The truck, which is the size of a 40-foot container, can process 20,000 kilogrammes of waste every day, and the energy produced by the liquid plastic can be used as fuel or used to manufacture new plastics.

PET and PVC plastics which are more difficult to treat are sent into a secondary unit that converts them into a liquid.

At the end of the process a black residue is turned into activated carbon (or activated charcoal) used in industry.


Developed countries ship many second-hand computers to the developing world. However, there is no collection system for these machines when their useful life has come to end.

Close the Gap – Brussels collects laptops and refurbishes them and gives them a second life in schools and universities where students can use them to gain the digital skills they need to be competitive in the market and shape their own future.

They have worked with the Waste Electrical Electronic and Equipment Centre (WEEE centre) in Nairobi, for the last ten years.

“Afterwards we make sure the machine gets picked up and gets pulled apart by the WEEE centre, who send the motherboards to Europe for recycling,” explained Bram Over, the project manager. They also make jewellery from the used computer parts.


Like Kenya, Nigeria has been struggling with the hyacinth menace in its water bodies.

Through her company Mitmeth Upcycling, Achenyo Idachaba from Nigeria harvests the weed from water bodies and converts it into fibre that is then used to make clothes.

Hyacinth need not be a menace; it can be a source of fabric. PHOTO| FILE| NATION MEDIA GROUP

The weed is also used to make dining table mats, notepad casings and mirror sleeves among others.

In the United States, Qaal by Nimco Adam designs clothes from organic materials most of which are made from 100 per cent hemp or blended hemp with other organic fabrics sourced from America.

Why hemp? According to Ms Adam because it is organic and fast growing. She also makes clothes from the barks of trees.

Among the exhibitors was also Forests for Fashion, a producer of fabric from sustainably grown trees.

According to Leonie Meier, the consultant UNECE/FAO Forestry & timber Section, the timber is turned into pulp, then into fibre and then into fabric for clothes.


Animals in the environment leave behind their DNA when they excrete, or leave other cells in the environment where they live.

Therefore, using water samples it is possible to monitor biodiversity in an area.

NatureMetrics, a company from the UK, brought a digital technique that uses an ordinary syringe and a small container that anybody can use to collect water samples and send them to the lab for analysis.
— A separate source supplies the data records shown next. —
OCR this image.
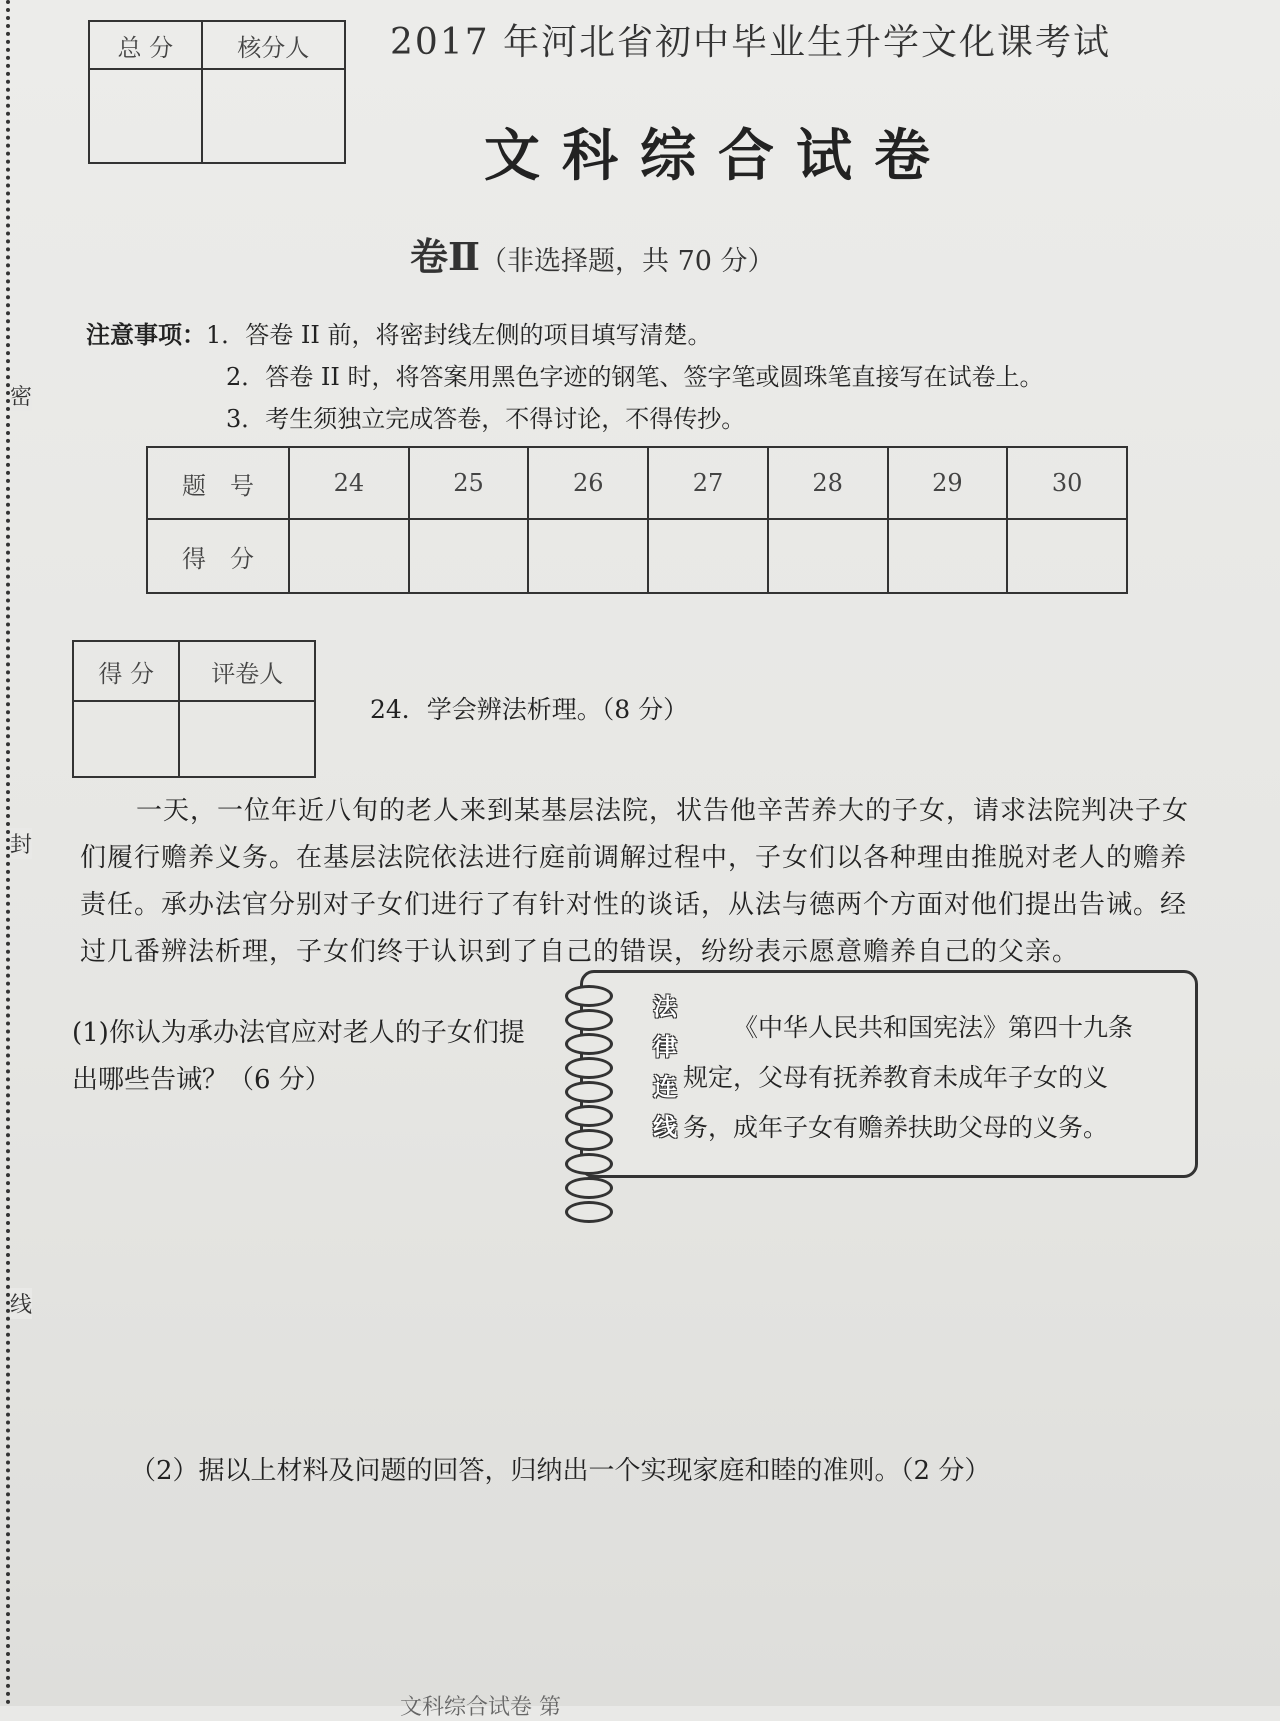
密
封
线
总 分	核分人
	2017 年河北省初中毕业生升学文化课考试
文科综合试卷
卷Ⅱ（非选择题，共 70 分）
注意事项：1．答卷 II 前，将密封线左侧的项目填写清楚。
2．答卷 II 时，将答案用黑色字迹的钢笔、签字笔或圆珠笔直接写在试卷上。
3．考生须独立完成答卷，不得讨论，不得传抄。
题　号	24	25	26	27	28	29	30
得　分							
得 分	评卷人

24．学会辨法析理。（8 分）

一天，一位年近八旬的老人来到某基层法院，状告他辛苦养大的子女，请求法院判决子女们履行赡养义务。在基层法院依法进行庭前调解过程中，子女们以各种理由推脱对老人的赡养责任。承办法官分别对子女们进行了有针对性的谈话，从法与德两个方面对他们提出告诫。经过几番辨法析理，子女们终于认识到了自己的错误，纷纷表示愿意赡养自己的父亲。

(1)你认为承办法官应对老人的子女们提出哪些告诫？（6 分）
法
律
连
线
《中华人民共和国宪法》第四十九条
规定，父母有抚养教育未成年子女的义
务，成年子女有赡养扶助父母的义务。
（2）据以上材料及问题的回答，归纳出一个实现家庭和睦的准则。（2 分）
文科综合试卷 第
The simple and efficient procedure monitors biodiversity using DNA from water bodies, allowing largescale monitoring in a cheaper-than-usual manner.

DNA digital monitoring: From samples of water, one can monitor biodiversity from the tiny bacteria to the largest mammals. PHOTO| FILE| NATION MEDIA GROUP

“Monitoring can be done by anybody including local communities or citizen scientists or companies that want to monitor biodiversity to check what impact their developments are having on the environment,” said Dr Kat Bruce the CEO of the company.

The technology makes research easier , and makes it possible to determine biodiversity from the invisible bacteria to the larger mammals that drink at a watering hole.

The company plans to set up a lab in Kenya.